The Holy Father met with participants on the final day of this week's Catholic Press Congress promoted by the Pontifical Council for Social Communications. The conference has examined the place of the Church in the digital age, inviting Catholic communications professionals from all over the world to the Vatican to share their experiences.
Benedict XVI spoke of two aspects concerning Catholics working in the media: the nature of the press in a globalized era marked by changing technologies and how Catholic publications should strive to remain “explicitly and substantially” faithful to Church teaching by daily committing to follow the path of truth.
"Catholic journalists must seek the truth with impassioned minds and hearts", he explained, "but also with the professionalism of competent workers equipped with adequate and efficient means.” This is more important than ever today, he said, as the idea of "image" is becoming increasingly important.

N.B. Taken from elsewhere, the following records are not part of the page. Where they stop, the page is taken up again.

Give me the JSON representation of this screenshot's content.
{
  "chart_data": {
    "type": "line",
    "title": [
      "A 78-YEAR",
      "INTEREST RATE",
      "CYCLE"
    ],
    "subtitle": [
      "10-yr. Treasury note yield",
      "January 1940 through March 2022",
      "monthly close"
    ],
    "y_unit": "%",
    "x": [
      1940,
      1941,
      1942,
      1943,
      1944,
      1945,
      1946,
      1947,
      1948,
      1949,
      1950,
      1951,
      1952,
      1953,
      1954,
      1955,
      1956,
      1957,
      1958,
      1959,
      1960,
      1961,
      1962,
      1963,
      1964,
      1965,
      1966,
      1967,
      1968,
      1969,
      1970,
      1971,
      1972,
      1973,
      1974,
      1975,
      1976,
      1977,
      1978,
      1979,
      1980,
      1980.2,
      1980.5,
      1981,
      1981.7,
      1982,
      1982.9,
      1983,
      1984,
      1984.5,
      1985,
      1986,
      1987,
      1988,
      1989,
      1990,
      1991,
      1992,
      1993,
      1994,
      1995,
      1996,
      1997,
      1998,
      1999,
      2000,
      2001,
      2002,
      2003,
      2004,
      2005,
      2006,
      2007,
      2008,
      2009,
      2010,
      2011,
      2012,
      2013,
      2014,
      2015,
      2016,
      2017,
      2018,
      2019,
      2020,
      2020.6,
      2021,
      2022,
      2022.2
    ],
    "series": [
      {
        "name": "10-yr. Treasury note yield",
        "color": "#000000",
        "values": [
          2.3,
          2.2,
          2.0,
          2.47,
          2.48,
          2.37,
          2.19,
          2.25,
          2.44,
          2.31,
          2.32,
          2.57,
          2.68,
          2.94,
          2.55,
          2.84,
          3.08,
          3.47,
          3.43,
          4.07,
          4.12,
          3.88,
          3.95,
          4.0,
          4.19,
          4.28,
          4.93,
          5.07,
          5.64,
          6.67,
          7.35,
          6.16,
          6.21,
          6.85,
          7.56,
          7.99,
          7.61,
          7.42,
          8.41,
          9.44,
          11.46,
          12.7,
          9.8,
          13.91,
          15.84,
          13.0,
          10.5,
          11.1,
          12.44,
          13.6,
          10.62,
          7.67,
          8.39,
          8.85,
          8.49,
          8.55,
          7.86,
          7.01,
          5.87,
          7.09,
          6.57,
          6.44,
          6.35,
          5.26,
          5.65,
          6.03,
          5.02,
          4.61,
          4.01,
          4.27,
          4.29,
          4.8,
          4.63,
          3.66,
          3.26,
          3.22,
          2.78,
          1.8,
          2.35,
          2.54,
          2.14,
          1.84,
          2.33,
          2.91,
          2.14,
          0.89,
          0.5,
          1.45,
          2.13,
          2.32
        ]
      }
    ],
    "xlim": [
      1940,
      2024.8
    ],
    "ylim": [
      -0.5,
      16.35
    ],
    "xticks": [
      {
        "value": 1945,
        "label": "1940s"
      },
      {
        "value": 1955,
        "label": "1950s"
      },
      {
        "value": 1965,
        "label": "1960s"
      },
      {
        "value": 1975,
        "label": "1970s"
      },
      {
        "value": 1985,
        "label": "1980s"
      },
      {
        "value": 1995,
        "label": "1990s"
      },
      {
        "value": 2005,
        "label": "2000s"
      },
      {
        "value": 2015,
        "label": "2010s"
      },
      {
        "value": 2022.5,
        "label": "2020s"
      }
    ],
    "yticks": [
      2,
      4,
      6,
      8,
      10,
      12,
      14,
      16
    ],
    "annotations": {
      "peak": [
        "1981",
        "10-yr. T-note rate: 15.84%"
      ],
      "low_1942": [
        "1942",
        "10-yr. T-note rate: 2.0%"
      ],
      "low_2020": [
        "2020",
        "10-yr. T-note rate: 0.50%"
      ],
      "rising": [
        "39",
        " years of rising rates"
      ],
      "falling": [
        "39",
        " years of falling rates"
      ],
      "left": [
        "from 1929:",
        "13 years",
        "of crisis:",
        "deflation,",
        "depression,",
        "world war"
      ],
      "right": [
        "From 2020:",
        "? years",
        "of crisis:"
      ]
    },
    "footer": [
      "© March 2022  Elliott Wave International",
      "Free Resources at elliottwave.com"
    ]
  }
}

Explaining that there are positive aspects of putting increased importance on promoting "image" through new technologies, he said that it can also result in a detachment from reality, thus "giving life to a virtual world, with various consequences."
The first among these, he continued, is the "risk of indifference towards what is real," that "technologies and the progress they bring can render the true and the false interchangeable, they can lead to a confusion between real and virtual."
This can lead to a perspective of seeing the events, regardless of nature, as mere spectacle and not as occasions for reflection, he noted. In this case, the Pope said, the "search for ways for an authentic promotion of man passes then to the second plane, because the event is presented mainly to arouse emotions.
"These aspects resound as an alarm bell: they invite consideration of the danger that the virtual may distance (one) from the reality and might not stimulate the search for 'the true,' the truth."
"In this context, the Catholic press is called, in a new way, to give full expression to its potential and, day by day, to give the reasons for its indispensable mission."
Reflecting on how Christianity shares a "fundamental structure with communication: the fact that the means and the message coincide,” Pope Benedict said that this facilitates the mission of the Catholic media. "Indeed," he said, "the Son of God, the Word incarnate, is, at one and the same time, the message of salvation and the means though which salvation is achieved. This is not a mere concept but a reality accessible to everyone".
The "Word" continues to be the "fundamental and ... essential instrument of communication."
Saying that people who work in the Catholic press must "always put God at the top of their scale of values," if they do not wish to be just a 'clanging cymbal,' he told them that their task is "that of helping modern man to turn to Christ, the one Savior, and to keep the flame of hope alight in the world, so as to live worthily today and to adequately build the future.
"For this reason," he concluded, "I exhort you to constantly renew your personal choice for Christ, drawing on those spiritual resources which, though undervalued by the modern mentality, remain valuable, indeed, indispensable."